Travel distance. Adjacent keys have slightly different travel distances and spring tensions due to manufacturing tolerances, wear patterns, and the geometry of the underlying switch mechanism.
These differences are tiny – inaudible to a human listener comparing two keystrokes – but they are consistent and repeatable. A Mel spectrogram captures them as subtle variations in the frequency distribution of the keystroke’s initial attack and subsequent decay. The CoAtNet learns to detect these patterns.
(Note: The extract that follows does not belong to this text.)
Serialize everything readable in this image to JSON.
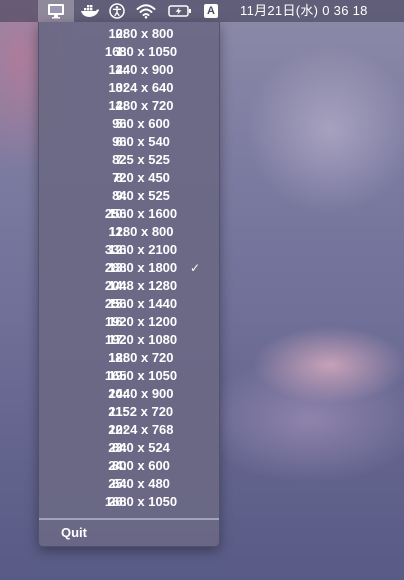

The Harrison et al. paper reports 95% accuracy on a MacBook Pro keyboard using a smartphone microphone placed nearby. The accuracy degrades with distance, ambient noise, and different keyboard models (the model trained on one keyboard does not transfer well to another, because the acoustic properties are hardware-specific).
The Security Implications
This is a real attack vector. If someone can record the audio of your typing – via a compromised microphone, a nearby phone, or even a video call where keyboard sounds leak through – they can potentially reconstruct your keystrokes. Passwords, emails, code, messages.
Defenses include:
- Acoustic noise injection – playing white noise near the keyboard to mask keystroke sounds
- Silent keyboards – membrane keyboards produce weaker acoustic signatures than mechanical ones
- Software-based keystroke randomization – introducing random delays between keystrokes to disrupt the temporal patterns
- Awareness – muting your microphone during video calls when typing sensitive information
The project is educational. It demonstrates that the attack is accessible (PyTorch + librosa + a microphone), reproducible (the synthetic data generator lets anyone test the pipeline), and frighteningly effective on controlled setups. The paper it reimplements is publicly available. The code is MIT licensed. The fox is grey.